Created 06-10-2016 05:39 PM
I can't find the log files from my MapReduce jobs. I'm using MR2 in HortonWorks 2.4.3 sandbox I got from here.
In an effort to try to create the logs in one directory, I have set the following environment variables
export HADOOP_MAPRED_HOME=/home/hadoop export HADOOP_YARN_HOME=/hadoop/yarn export YARN_LOG_DIR=/hadoop/yarn/log export HADOOP_LOG_DIR=/hadoop/yarn/log export HADOOP_MAPRED_LOG_DIR=/hadoop/yarn/log
I'm not sure if setting these in my environment session has any effect when running the job. Presumably I have to set this in Ambari?
I do see the job history logs in /var/log/hadoop-mapreduce/mapred/. But I don't see the logs from my map reduce program itself. Following the link in Ambari for MapReduce JobHistory UI takes me to http://<>:19888/jobhistory which shows no jobs.

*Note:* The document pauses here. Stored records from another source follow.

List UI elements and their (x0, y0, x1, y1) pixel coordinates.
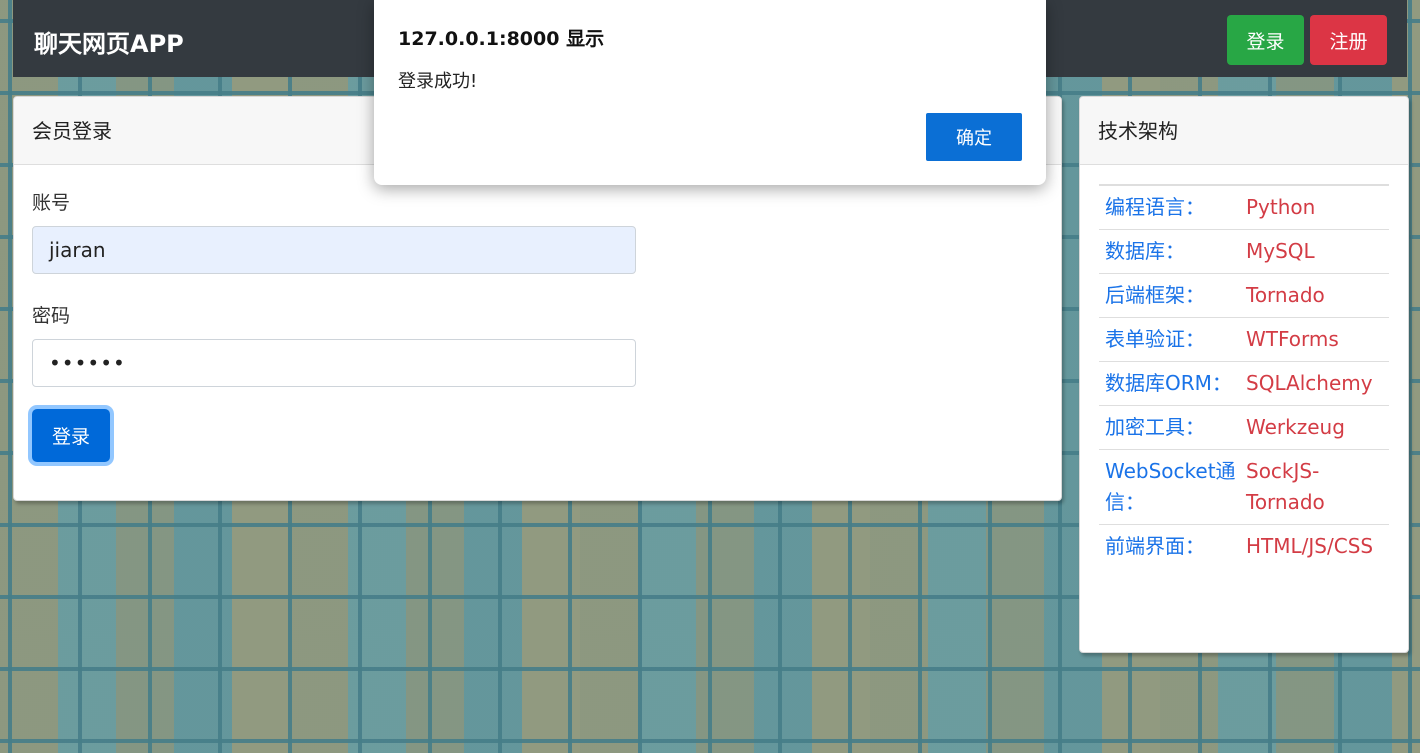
tech-stack-table: 编程语言： Python 数据库： MySQL 后端框架： Tornado 表单… (1099, 184, 1389, 568)
tech-key: 数据库： (1099, 229, 1240, 274)
tech-value: WTForms (1240, 317, 1389, 362)
tech-stack-card: 技术架构 编程语言： Python 数据库： MySQL 后端框架： Torna… (1079, 96, 1409, 653)
tech-key: 数据库ORM： (1099, 361, 1240, 406)
table-row: 数据库： MySQL (1099, 229, 1389, 274)
tech-key: 后端框架： (1099, 273, 1240, 318)
tech-key: 表单验证： (1099, 317, 1240, 362)
nav-register-button[interactable]: 注册 (1310, 15, 1387, 65)
login-submit-button[interactable]: 登录 (32, 409, 110, 462)
table-row: 前端界面： HTML/JS/CSS (1099, 524, 1389, 568)
tech-value: Werkzeug (1240, 405, 1389, 450)
account-input[interactable]: jiaran (32, 226, 636, 274)
tech-value: HTML/JS/CSS (1240, 524, 1389, 568)
password-input[interactable]: •••••• (32, 339, 636, 387)
table-row: 表单验证： WTForms (1099, 317, 1389, 362)
table-row: 加密工具： Werkzeug (1099, 405, 1389, 450)
tech-value: Python (1240, 184, 1389, 230)
password-label: 密码 (32, 305, 71, 327)
tech-value: SQLAlchemy (1240, 361, 1389, 406)
tech-value: SockJS-Tornado (1240, 449, 1389, 525)
dialog-title: 127.0.0.1:8000 显示 (398, 28, 605, 50)
tech-card-title: 技术架构 (1080, 97, 1408, 165)
table-row: 后端框架： Tornado (1099, 273, 1389, 318)
dialog-ok-button[interactable]: 确定 (926, 113, 1022, 161)
tech-value: Tornado (1240, 273, 1389, 318)
tech-key: 前端界面： (1099, 524, 1240, 568)
alert-dialog: 127.0.0.1:8000 显示 登录成功! 确定 (374, 0, 1046, 185)
table-row: 数据库ORM： SQLAlchemy (1099, 361, 1389, 406)
account-label: 账号 (32, 192, 71, 214)
tech-key: WebSocket通信： (1099, 449, 1240, 525)
brand-title[interactable]: 聊天网页APP (34, 24, 184, 59)
dialog-message: 登录成功! (398, 71, 478, 92)
table-row: WebSocket通信： SockJS-Tornado (1099, 449, 1389, 525)
tech-value: MySQL (1240, 229, 1389, 274)
tech-key: 编程语言： (1099, 184, 1240, 230)
table-row: 编程语言： Python (1099, 184, 1389, 230)
nav-login-button[interactable]: 登录 (1227, 15, 1304, 65)
tech-key: 加密工具： (1099, 405, 1240, 450)
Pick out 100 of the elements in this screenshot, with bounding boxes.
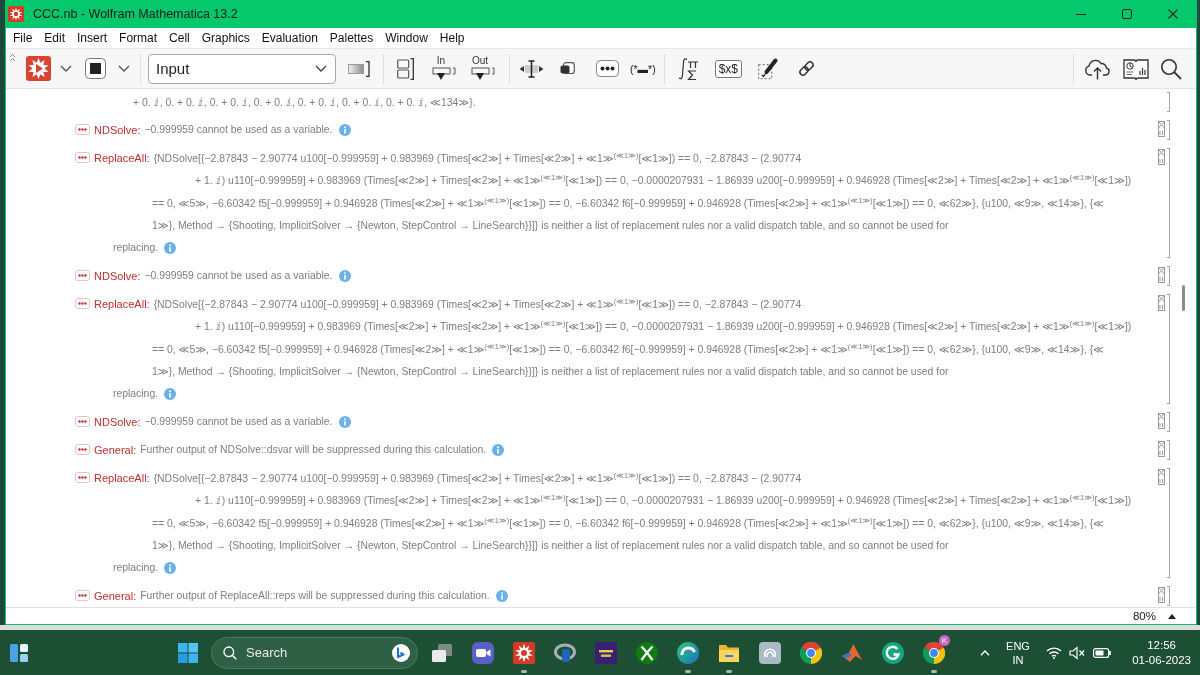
open-book-icon[interactable] bbox=[1123, 56, 1149, 81]
round-logo-icon[interactable] bbox=[392, 643, 410, 662]
cell-marker-icon bbox=[1158, 412, 1165, 429]
chevron-up-icon[interactable] bbox=[980, 649, 990, 656]
muted-speaker-icon[interactable] bbox=[1069, 645, 1085, 660]
search-field[interactable]: Search bbox=[211, 636, 418, 669]
cell-bracket[interactable] bbox=[1167, 467, 1170, 578]
menu-item[interactable]: Format bbox=[119, 31, 158, 45]
clock-date[interactable]: 01-06-2023 bbox=[1132, 652, 1191, 668]
framed-square-icon[interactable] bbox=[560, 61, 575, 76]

I have tried starting my mapreduce job using
yarn jar ./lib/<my>.jar <mapreduce driver class name> <input file name> <output hdfs dir name> <properties file>
and
hadoop jar ./lib/<my>.jar <mapreduce driver class name> <input file name> <output hdfs dir name> <properties file>
Same result with both. Except with the second I get a warning message
WARNING: Use "yarn jar" to launch YARN applications.
I see nothing in the resource manager (http://<>:8088) or node manager (http://<>:8042) UI
According to Simplifying user-logs management and access in YARN, I should be using Application Ids with the yarn commands. But where are these Application Ids set when I invoke the Map Reduce program as I do above?
Secondly how am I setting properties like yarn.nodemanager.log-dirs By default it's ${yarn.log.dir}/userlogs Where is ${yarn.log.dir} set?
I think this is what I'm missing (along with how to set/get an application Id from a MapReduce program).
I think I'm missing something obvious so a nudge in the right direction would be appreciated.
Created 06-10-2016 11:17 PM
SOLVED!
I was using hadoop dependency of 1.2.1. Even after I changed the dependency to 2.2.0, I was still running into issues. I made some other changes but they don't seem to be relevant.
I wasn't getting these lines earlier.
16/06/10 23:10:08 INFO mapreduce.JobSubmitter: number of splits:1 16/06/10 23:10:08 INFO mapreduce.JobSubmitter: Submitting tokens for job: job_1465582268359_0017 16/06/10 23:10:09 INFO impl.YarnClientImpl: Submitted application application_1465582268359_0017 16/06/10 23:10:09 INFO mapreduce.Job: The url to track the job: http://sandbox.hortonworks.com:8088/proxy/application_1465582268359_0017/
I wrote the sample app. And when that worked, just started plugging away at the differences with my app and realized that my hadoop version was incorrect.
Created 06-10-2016 05:48 PM
can you check with yarn logs -applicationId <application ID>
Created 06-10-2016 06:13 PM
Rajkumar, that's the problem I have. Where do I get the Application Id from? Is there some different command that I need to use to start the MapReduce job or some flags I need to use? The same job used to work in MapR hadoop 1 with the logs going to the syslog directory. In Ambari, I'm seeing no applications at all.
Created 11-30-2017 02:26 PM
Hi Milind Rao. You can use Ambari -> YARN -> Quick Links -> ResourcesManager UI for ApplicationId
Created 06-10-2016 11:17 PM
SOLVED!
I was using hadoop dependency of 1.2.1. Even after I changed the dependency to 2.2.0, I was still running into issues. I made some other changes but they don't seem to be relevant.
I wasn't getting these lines earlier.
16/06/10 23:10:08 INFO mapreduce.JobSubmitter: number of splits:1 16/06/10 23:10:08 INFO mapreduce.JobSubmitter: Submitting tokens for job: job_1465582268359_0017 16/06/10 23:10:09 INFO impl.YarnClientImpl: Submitted application application_1465582268359_0017 16/06/10 23:10:09 INFO mapreduce.Job: The url to track the job: http://sandbox.hortonworks.com:8088/proxy/application_1465582268359_0017/
I wrote the sample app. And when that worked, just started plugging away at the differences with my app and realized that my hadoop version was incorrect.